Отец Александр Мень (Кунин) - страница 348

Вот мы около Пушкино, нам надо пробираться к дверям. Обернувшись, я увидела за собой батюшку. Я повернулась к нему для благословения. Он положил руку мне на голову, поцеловал и сказал: „Расти, Дашенька, ты такая красивая!“».

Когда на следующее утро Екатерина спросила дежурного милиционера о той машине, он отрапортовал о том, что машина уехала сразу после того, как они со священником ушли из библиотеки.

Наталия Большакова поехала в Новую Деревню в субботу 8 сентября, узнав о том, что отец Александр служит в этот день литургию. Было Сретение Владимирской иконы Пресвятой Богородицы и день памяти святых мучеников Адриана и Натальи. «То, что отец Александр сказал мне тогда, руководит моей жизнью с тех пор постоянно, — пишет Наталия. — Были решены главные вопросы моей жизни. <…> Я успела подумать: „Какая странная исповедь. Я только начинаю говорить, он прерывает меня, словно спешит, а отвечает так, как будто я все сказала и даже больше…“ Он скоро возвращается быстрый, радостный, я продолжаю свое, он опять прерывает меня и говорит такие слова, которые тогда мне как будто не были важны, — я ведь о другом пришла говорить, — а теперь важнее всех прочих.
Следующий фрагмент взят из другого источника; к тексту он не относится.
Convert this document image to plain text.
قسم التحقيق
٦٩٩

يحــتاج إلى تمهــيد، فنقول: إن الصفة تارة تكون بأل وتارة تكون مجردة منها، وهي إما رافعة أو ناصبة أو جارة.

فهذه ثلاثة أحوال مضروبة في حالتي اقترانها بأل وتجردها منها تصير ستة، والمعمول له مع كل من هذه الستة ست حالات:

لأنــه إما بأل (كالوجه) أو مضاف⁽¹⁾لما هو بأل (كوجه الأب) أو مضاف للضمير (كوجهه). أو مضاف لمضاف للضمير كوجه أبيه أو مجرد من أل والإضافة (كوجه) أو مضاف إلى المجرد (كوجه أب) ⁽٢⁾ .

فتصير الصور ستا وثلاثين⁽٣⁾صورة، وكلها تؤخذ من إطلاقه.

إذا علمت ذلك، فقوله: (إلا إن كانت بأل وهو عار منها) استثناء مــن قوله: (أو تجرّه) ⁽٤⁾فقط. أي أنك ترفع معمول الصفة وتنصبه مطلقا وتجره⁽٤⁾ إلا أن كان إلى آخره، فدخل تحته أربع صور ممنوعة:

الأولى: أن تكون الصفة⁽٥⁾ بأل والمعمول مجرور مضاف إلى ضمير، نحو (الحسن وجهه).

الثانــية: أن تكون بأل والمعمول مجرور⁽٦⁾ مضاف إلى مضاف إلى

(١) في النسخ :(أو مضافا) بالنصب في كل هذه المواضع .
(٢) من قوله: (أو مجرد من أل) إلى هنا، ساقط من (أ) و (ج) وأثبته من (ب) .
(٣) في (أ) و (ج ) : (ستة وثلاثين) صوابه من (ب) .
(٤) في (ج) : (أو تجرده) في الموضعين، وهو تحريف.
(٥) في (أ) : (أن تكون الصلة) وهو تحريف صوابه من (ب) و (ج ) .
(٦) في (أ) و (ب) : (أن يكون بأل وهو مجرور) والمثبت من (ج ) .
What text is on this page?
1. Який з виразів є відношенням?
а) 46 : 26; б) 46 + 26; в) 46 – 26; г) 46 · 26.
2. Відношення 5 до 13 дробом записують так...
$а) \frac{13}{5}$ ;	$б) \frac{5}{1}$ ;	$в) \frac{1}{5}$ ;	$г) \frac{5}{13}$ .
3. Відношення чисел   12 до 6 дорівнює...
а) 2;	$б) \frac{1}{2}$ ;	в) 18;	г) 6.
О, как он знал, что очень скоро они мне понадобятся! Что они станут камнем моей веры! И не для меня одной он их говорил. Вот эти слова, окруженные сегодня венцом Славы Прославившего его: „Никому не верьте, кто будет говорить, что наша Церковь не свята. О том, что Церкви конец, сокрушались еще в IV веке, вспомните Иоанна Златоуста. Церковь жива не нами, грешными, а Господом нашим Иисусом Христом. А Он всегда здесь с нами в Своей Церкви. Здесь — продолжение воплощения в истории Иисуса Христа, здесь Его Царство, Оно уже пришло, и врата адовы не одолеют Его“. И он тихо и счастливо, я бы сказала, победно засмеялся и посмотрел на меня».

После службы батюшка говорил с Наталией Большаковой о будущем христианском журнале, который он ее благословил возглавить, обещая в каждый номер давать свои статьи и лекции. «И вдруг среди всего этого творческого радостного обсуждения, — вспоминает Наталия, — он меняется и говорит, глядя мне прямо в глаза: „Вы должны знать, что скоро Вам будет очень трудно. Ваш владыка Леонид[346] скоро умрет, и Вам будет очень трудно!“». Эти слова поразили Наталию, поскольку были для нее полной неожиданностью.

Затем отец Александр увел в свой кабинет Софию Рукову, которая только накануне вернулась из паломнической поездки: «Мы так ждали Вас!.. так скучали… Как хорошо, что Вы снова здесь!» «Эти слова он повторяет снова и снова, — вспоминает София Рукова. — Он обнимает меня, прижимая к себе, словно пытается забрать из меня всю неутихающую боль после потери мужа четыре месяца назад, касается губами лба. Я только едва проговариваю: „Отец! Дорогой! Если бы Вы знали, какое это счастье, что Вы — есть!“ Внезапно он отталкивает меня — лицо серьезно, руки кладет мне на плечи, взгляд — и в меня, и куда-то внутрь себя: „Ничего… ничего…“ Что-то странное звучит в этом „ничего“, но он не дает мне задуматься — вновь прижимает к себе и снова радостно улыбается. <…> От этого повторяющегося „ничего“, от этого взгляда „в никуда“ мне становится не по себе, но отец не дает мне задуматься над этим: „Как Вы нужны здесь!.. Приступайте же! Приступайте… Мы уже открыли школу. Завтра — Ваш урок“. Я понимаю — речь идет о воскресной школе, о которой мы столько говорили в течение года, но я возражаю: „Но я еще не готова…“ Отец будто не слышит: „Завтра — в школу… Приступайте, приступайте… Как хорошо, что Вы приехали…“ <…> А спустя какое-то время он протискивается ко мне (я стою у самой стены, стараясь быть незаметной) сквозь множество жаждущих общения с ним (а его уже ждет машина, чтобы везти в Москву на лекцию), касается моего плеча и — как заклинание: „Завтра — к детям! К детям!.. Постепенно Вы всё расскажете… А пока — к детям“».